The SBAs favorite time to release their annual falsified and fabricated small business contracting data is late on a Friday afternoon. Over the last few years they have shown a particular fondness for releasing this information just before a three-day weekend. Since they know the information they are releasing is totally false, they want to release it as quietly as possible to reduce any chance some journalist might possibly question their findings.
(Excerpt) Read more at redstate.com ...
From the headline, I thought this was going to be my opportunity to get into some kind of completely bogus, fraudulent business opportunity where I could bill the government for all manner of fake stuff that I never have to deliver.

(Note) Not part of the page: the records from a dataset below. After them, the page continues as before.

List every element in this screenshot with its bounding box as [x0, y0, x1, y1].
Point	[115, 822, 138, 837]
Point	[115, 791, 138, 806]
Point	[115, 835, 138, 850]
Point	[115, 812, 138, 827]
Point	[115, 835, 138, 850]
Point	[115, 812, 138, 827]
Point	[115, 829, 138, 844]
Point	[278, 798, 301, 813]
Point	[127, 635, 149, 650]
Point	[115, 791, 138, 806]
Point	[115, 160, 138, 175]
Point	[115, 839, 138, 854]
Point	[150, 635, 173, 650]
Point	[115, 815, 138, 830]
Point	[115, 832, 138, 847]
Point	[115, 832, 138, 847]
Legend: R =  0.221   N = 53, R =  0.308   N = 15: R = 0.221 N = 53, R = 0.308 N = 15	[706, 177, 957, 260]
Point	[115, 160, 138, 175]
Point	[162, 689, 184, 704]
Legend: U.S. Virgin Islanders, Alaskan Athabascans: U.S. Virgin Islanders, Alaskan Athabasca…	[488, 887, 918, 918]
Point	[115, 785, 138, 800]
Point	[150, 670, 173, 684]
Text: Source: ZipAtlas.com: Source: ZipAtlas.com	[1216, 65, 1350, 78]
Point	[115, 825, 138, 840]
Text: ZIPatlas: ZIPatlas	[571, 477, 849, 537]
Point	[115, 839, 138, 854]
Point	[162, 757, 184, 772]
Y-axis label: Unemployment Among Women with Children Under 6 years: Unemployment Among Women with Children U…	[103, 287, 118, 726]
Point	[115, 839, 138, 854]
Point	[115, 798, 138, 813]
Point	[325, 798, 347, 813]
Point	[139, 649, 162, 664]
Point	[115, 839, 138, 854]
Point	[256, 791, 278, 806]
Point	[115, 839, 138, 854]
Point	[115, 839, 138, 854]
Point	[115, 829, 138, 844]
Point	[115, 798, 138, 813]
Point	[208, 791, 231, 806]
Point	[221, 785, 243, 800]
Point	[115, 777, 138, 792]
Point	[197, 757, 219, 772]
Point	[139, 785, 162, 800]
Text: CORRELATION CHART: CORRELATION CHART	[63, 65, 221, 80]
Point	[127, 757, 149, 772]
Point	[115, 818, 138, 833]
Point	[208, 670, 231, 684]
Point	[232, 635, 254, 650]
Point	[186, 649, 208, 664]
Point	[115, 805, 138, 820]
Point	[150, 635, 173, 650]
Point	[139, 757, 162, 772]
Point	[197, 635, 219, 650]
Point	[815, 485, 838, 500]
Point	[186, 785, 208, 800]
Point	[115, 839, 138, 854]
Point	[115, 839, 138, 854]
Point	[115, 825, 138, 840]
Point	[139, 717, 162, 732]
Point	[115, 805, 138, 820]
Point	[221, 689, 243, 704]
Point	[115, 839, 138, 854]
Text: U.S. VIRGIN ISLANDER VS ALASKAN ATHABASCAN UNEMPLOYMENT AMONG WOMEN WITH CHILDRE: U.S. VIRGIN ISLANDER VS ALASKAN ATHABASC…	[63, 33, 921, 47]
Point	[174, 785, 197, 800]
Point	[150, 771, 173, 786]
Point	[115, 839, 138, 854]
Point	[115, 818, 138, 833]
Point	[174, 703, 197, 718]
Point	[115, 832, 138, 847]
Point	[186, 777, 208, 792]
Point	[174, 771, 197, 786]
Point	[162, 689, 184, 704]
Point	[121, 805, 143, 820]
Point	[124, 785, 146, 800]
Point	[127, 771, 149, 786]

Too bad. Disappointed, I am.
The problem with a small business is that they are too expensive. They cannot get economies of scale; which means that the supported unit pays more, so the customer pays more, so the tax payer pays more. I don’t have a good solution and no else does either.

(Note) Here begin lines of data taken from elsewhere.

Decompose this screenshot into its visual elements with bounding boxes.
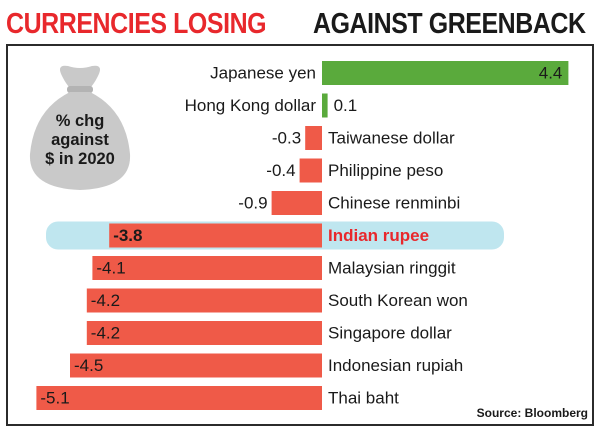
bar <box>322 93 328 118</box>
value-label: -4.2 <box>91 291 120 310</box>
value-label: -5.1 <box>40 389 69 408</box>
source-note: Source: Bloomberg <box>476 406 588 420</box>
category-label: Indian rupee <box>328 226 429 245</box>
bar <box>299 158 322 183</box>
title-black-part: AGAINST GREENBACK <box>312 8 586 40</box>
category-label: Japanese yen <box>210 64 316 83</box>
value-label: -3.8 <box>113 226 142 245</box>
value-label: -0.3 <box>272 129 301 148</box>
bar <box>109 223 322 248</box>
category-label: Hong Kong dollar <box>185 96 317 115</box>
bar <box>271 191 322 215</box>
value-label: 4.4 <box>539 64 563 83</box>
bar <box>70 353 322 378</box>
category-label: South Korean won <box>328 291 468 310</box>
category-label: Philippine peso <box>328 161 443 180</box>
bag-caption: % chg against $ in 2020 <box>30 112 130 169</box>
bar <box>86 321 322 345</box>
bag-caption-line3: $ in 2020 <box>45 150 115 168</box>
value-label: -4.5 <box>74 356 103 375</box>
category-label: Indonesian rupiah <box>328 356 463 375</box>
title-red-part: CURRENCIES LOSING <box>6 8 267 40</box>
category-label: Thai baht <box>328 389 399 408</box>
value-label: -0.4 <box>266 161 295 180</box>
category-label: Taiwanese dollar <box>328 129 455 148</box>
chart-title: CURRENCIES LOSING AGAINST GREENBACK <box>6 6 594 42</box>
category-label: Chinese renminbi <box>328 194 460 213</box>
category-label: Malaysian ringgit <box>328 259 456 278</box>
bar <box>92 256 323 280</box>
chart-frame: % chg against $ in 2020 <box>6 44 594 426</box>
category-label: Singapore dollar <box>328 324 452 343</box>
bag-caption-line2: against <box>51 131 109 149</box>
bar <box>36 386 323 410</box>
bar <box>86 288 322 313</box>
value-label: 0.1 <box>334 96 358 115</box>
bar <box>305 126 322 150</box>
value-label: -0.9 <box>238 194 267 213</box>
value-label: -4.1 <box>96 259 125 278</box>
bag-caption-line1: % chg <box>55 112 105 130</box>
value-label: -4.2 <box>91 324 120 343</box>
bar <box>322 61 569 85</box>
money-bag-icon: % chg against $ in 2020 <box>20 58 140 194</box>
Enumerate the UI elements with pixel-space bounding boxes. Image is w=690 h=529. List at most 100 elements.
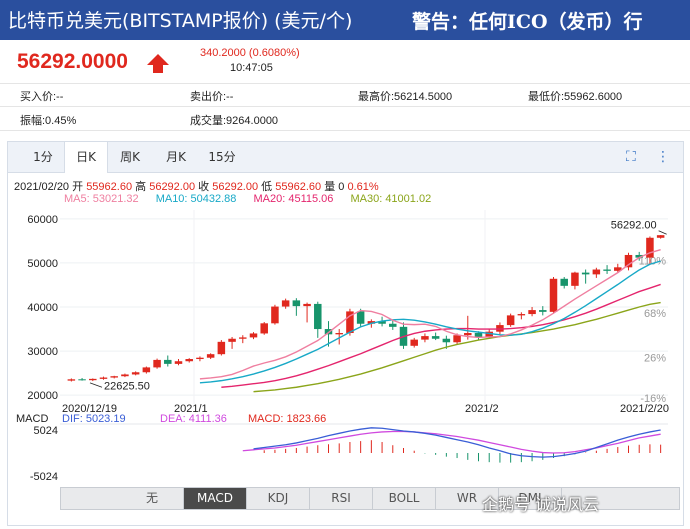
candle-body bbox=[410, 339, 418, 346]
tab-daily[interactable]: 日K bbox=[64, 142, 108, 173]
quote-time: 10:47:05 bbox=[230, 62, 273, 74]
candle-body bbox=[603, 269, 611, 271]
info-vol-label: 量 bbox=[324, 181, 336, 193]
candle-body bbox=[485, 331, 493, 337]
y-tick-label: 60000 bbox=[27, 214, 58, 226]
indicator-macd-button[interactable]: MACD bbox=[184, 488, 247, 509]
tab-1min[interactable]: 1分 bbox=[33, 150, 53, 164]
candle-body bbox=[89, 378, 97, 381]
amplitude: 振幅:0.45% bbox=[20, 115, 77, 127]
info-high-label: 高 bbox=[135, 181, 147, 193]
up-arrow-icon-stem bbox=[153, 64, 163, 73]
info-high: 56292.00 bbox=[149, 181, 196, 193]
info-low: 55962.60 bbox=[275, 181, 322, 193]
tab-15min[interactable]: 15分 bbox=[208, 150, 236, 164]
candle-body bbox=[539, 310, 547, 312]
ma20-label: MA20: 45115.06 bbox=[253, 193, 334, 205]
max-price-label: 56292.00 bbox=[611, 220, 657, 232]
min-pointer bbox=[89, 382, 103, 388]
low-price: 最低价:55962.6000 bbox=[528, 91, 623, 103]
macd-dea-label: DEA: 4111.36 bbox=[160, 413, 227, 425]
candle-body bbox=[356, 311, 365, 324]
pct-tick-label: 110% bbox=[639, 256, 667, 268]
candle-body bbox=[217, 341, 226, 355]
pct-tick-label: 26% bbox=[644, 352, 666, 364]
tab-weekly[interactable]: 周K bbox=[120, 150, 140, 164]
ma10-line bbox=[199, 260, 661, 384]
ma30-line bbox=[253, 301, 661, 393]
candle-body bbox=[389, 323, 397, 327]
quote-header: 56292.0000 340.2000 (0.6080%) 10:47:05 bbox=[0, 40, 690, 82]
candle-body bbox=[549, 278, 558, 312]
candle-body bbox=[635, 254, 643, 258]
min-price-label: 22625.50 bbox=[104, 380, 150, 392]
candle-body bbox=[196, 357, 204, 360]
candle-body bbox=[517, 314, 526, 316]
candle-body bbox=[185, 359, 193, 362]
candle-body bbox=[164, 359, 172, 364]
fullscreen-icon[interactable]: ⛶ bbox=[626, 149, 636, 165]
max-pointer bbox=[658, 230, 667, 235]
page-title: 比特币兑美元(BITSTAMP报价) (美元/个) bbox=[8, 10, 353, 32]
candle-body bbox=[314, 303, 322, 330]
ma30-label: MA30: 41001.02 bbox=[350, 193, 432, 205]
y-tick-label: 40000 bbox=[27, 302, 58, 314]
warning-banner: 警告：任何ICO（发币）行 bbox=[412, 11, 643, 33]
info-open-label: 开 bbox=[72, 181, 84, 193]
stats-row: 买入价:-- 卖出价:-- 最高价:56214.5000 最低价:55962.6… bbox=[0, 84, 690, 107]
indicator-boll-button[interactable]: BOLL bbox=[373, 488, 436, 509]
info-close: 56292.00 bbox=[212, 181, 259, 193]
price-change: 340.2000 (0.6080%) bbox=[200, 47, 300, 59]
macd-tick-label: -5024 bbox=[30, 471, 58, 483]
candle-body bbox=[442, 338, 451, 343]
candle-body bbox=[121, 374, 129, 377]
more-icon[interactable]: ⋮ bbox=[656, 149, 670, 165]
candle-body bbox=[174, 361, 183, 364]
indicator-rsi-button[interactable]: RSI bbox=[310, 488, 373, 509]
tab-monthly[interactable]: 月K bbox=[166, 150, 186, 164]
indicator-none-button[interactable]: 无 bbox=[121, 488, 184, 509]
indicator-wr-button[interactable]: WR bbox=[436, 488, 499, 509]
candle-body bbox=[99, 377, 108, 379]
candle-body bbox=[67, 379, 76, 381]
x-tick-label: 2020/12/19 bbox=[62, 403, 117, 415]
candle-info: 2021/02/20 开 55962.60 高 56292.00 收 56292… bbox=[14, 178, 379, 194]
macd-tick-label: 5024 bbox=[34, 425, 58, 437]
ma-legend: MA5: 53021.32 MA10: 50432.88 MA20: 45115… bbox=[64, 193, 445, 205]
info-low-label: 低 bbox=[261, 181, 273, 193]
candle-body bbox=[367, 321, 376, 324]
kline-chart[interactable]: 6000050000400003000020000110%68%26%-16%2… bbox=[8, 142, 683, 487]
ma5-line bbox=[199, 249, 661, 380]
candle-body bbox=[239, 337, 247, 339]
y-tick-label: 30000 bbox=[27, 346, 58, 358]
ma10-label: MA10: 50432.88 bbox=[155, 193, 237, 205]
candle-body bbox=[142, 367, 151, 373]
candle-body bbox=[153, 359, 161, 368]
candle-body bbox=[228, 338, 236, 342]
macd-value-label: MACD: 1823.66 bbox=[248, 413, 326, 425]
candle-body bbox=[560, 278, 568, 286]
candle-body bbox=[474, 333, 483, 337]
indicator-dmi-button[interactable]: DMI bbox=[499, 488, 562, 509]
info-pct: 0.61% bbox=[347, 181, 379, 193]
candle-body bbox=[592, 269, 601, 275]
candle-body bbox=[431, 336, 440, 339]
x-tick-label: 2021/1 bbox=[174, 403, 208, 415]
indicator-bar: 无 MACD KDJ RSI BOLL WR DMI bbox=[60, 487, 680, 510]
candle-body bbox=[646, 237, 654, 258]
candle-body bbox=[624, 254, 633, 268]
candle-body bbox=[571, 272, 579, 286]
indicator-kdj-button[interactable]: KDJ bbox=[247, 488, 310, 509]
candle-body bbox=[292, 300, 301, 307]
info-date: 2021/02/20 bbox=[14, 181, 70, 193]
candle-body bbox=[271, 306, 279, 324]
dif-line bbox=[253, 427, 661, 458]
chart-panel: 1分 日K 周K 月K 15分 ⛶ ⋮ 2021/02/20 开 55962.6… bbox=[7, 141, 684, 526]
high-price: 最高价:56214.5000 bbox=[358, 91, 453, 103]
candle-body bbox=[249, 333, 258, 338]
candle-body bbox=[581, 272, 590, 275]
candle-body bbox=[506, 315, 515, 326]
title-bar: 比特币兑美元(BITSTAMP报价) (美元/个) 警告：任何ICO（发币）行 bbox=[0, 0, 690, 40]
bid-price: 买入价:-- bbox=[20, 91, 64, 103]
candle-body bbox=[528, 310, 536, 315]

While I agree that the government, and especially DoD has never met their published small business goals, I don’t think that this article makes a very good case to support this. Using my company as an example, we are a small business with prime contracts and contracts with large businesses as a subcontractor. Our prime contract invoices are fed into a government database and are tracked by contracting offices against small business goals. But, our subcontracts for the most part are not tracked automatically. The contracting office must audit the prime contractor for compliance with their small business participation plan and manually report the information. My experience has been that this is often done incorrectly or not at all. What they end up doing is reporting the goals, not the actual performance. Some large companies take advantage of this to underexecute on their small business subcontracts and they are never held to account.
The reason that large businesses appear on these reports is because of this arrangement and that’s why the number that the government reports is never accurate.